The matrix also includes the prospects of a mega-humanitarian disaster exacerbated by difficulties of providing relief created by Islamist radicals and extended by a dysfunctional economy.
Remittances from the Diaspora will continue to be crucial. While the Islamists can expect support from sympathetic ideologues in the Middle East, the state of the global economy does not augur well for external resource flows regardless of the source.
Somalia's northern regions may prove to be the more important factor.
The Islamists have declared their intention to invade Somaliland and depose its yet-to-be recognised government.
To do this, they must pass through Puntland first.
Puntland claims two provinces of Somaliland and the adoption of Islamic Courts in many areas of the semi-autonomous region after the ICU took over in Mogadishu belies the pro-jihadis’ strength.
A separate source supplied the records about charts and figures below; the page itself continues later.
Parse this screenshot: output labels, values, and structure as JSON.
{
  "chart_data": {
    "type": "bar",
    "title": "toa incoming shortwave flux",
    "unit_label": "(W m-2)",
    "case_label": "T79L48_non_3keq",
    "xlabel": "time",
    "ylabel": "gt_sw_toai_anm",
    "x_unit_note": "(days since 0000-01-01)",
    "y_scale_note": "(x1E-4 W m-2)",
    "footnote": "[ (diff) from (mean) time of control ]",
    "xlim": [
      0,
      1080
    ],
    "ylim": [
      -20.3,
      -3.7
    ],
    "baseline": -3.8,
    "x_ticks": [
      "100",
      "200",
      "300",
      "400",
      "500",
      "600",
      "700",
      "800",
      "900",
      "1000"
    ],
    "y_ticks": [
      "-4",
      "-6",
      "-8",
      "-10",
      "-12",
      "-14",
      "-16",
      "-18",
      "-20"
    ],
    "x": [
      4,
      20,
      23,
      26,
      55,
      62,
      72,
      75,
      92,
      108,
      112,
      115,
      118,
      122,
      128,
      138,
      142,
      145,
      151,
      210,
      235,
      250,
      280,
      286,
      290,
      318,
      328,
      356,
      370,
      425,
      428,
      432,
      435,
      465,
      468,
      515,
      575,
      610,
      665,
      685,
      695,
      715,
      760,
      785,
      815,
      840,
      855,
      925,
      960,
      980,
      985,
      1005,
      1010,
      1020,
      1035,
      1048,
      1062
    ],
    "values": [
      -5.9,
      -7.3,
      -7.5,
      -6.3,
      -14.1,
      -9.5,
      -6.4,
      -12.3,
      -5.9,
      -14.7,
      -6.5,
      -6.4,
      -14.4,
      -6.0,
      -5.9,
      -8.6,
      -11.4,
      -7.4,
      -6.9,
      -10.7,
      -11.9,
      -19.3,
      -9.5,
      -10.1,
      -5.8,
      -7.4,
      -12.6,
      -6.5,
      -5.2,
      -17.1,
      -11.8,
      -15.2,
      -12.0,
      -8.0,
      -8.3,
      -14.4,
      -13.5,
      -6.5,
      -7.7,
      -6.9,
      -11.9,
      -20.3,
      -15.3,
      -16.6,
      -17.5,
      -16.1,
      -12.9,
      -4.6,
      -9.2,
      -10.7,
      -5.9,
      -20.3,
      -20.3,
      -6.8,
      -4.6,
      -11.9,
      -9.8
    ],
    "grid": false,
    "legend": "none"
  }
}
The rise of the pirate economy, however, complicates an Al Shabaab surge in the north.
Al Shabaab is committed to eliminating the pirate problem. The pirates are loosely organised, but possess men under arms, the resources to recruit more, and an extensive support network. They are unlikely to submit without a fight.
Their role as potential frontline opponents of the Islamist regime does not alter the urgent need to contain Puntland’s mischievous Jalle Rogers on the high seas.
But the West’s contribution to Somalia’s instability predates the fall of Barre; when viewed through the prism of Somalia’s evolving power map, the proposal issued at the recent international conference in Nairobi to invade and sweep the pirates’ coastal bases appears in an entirely new light.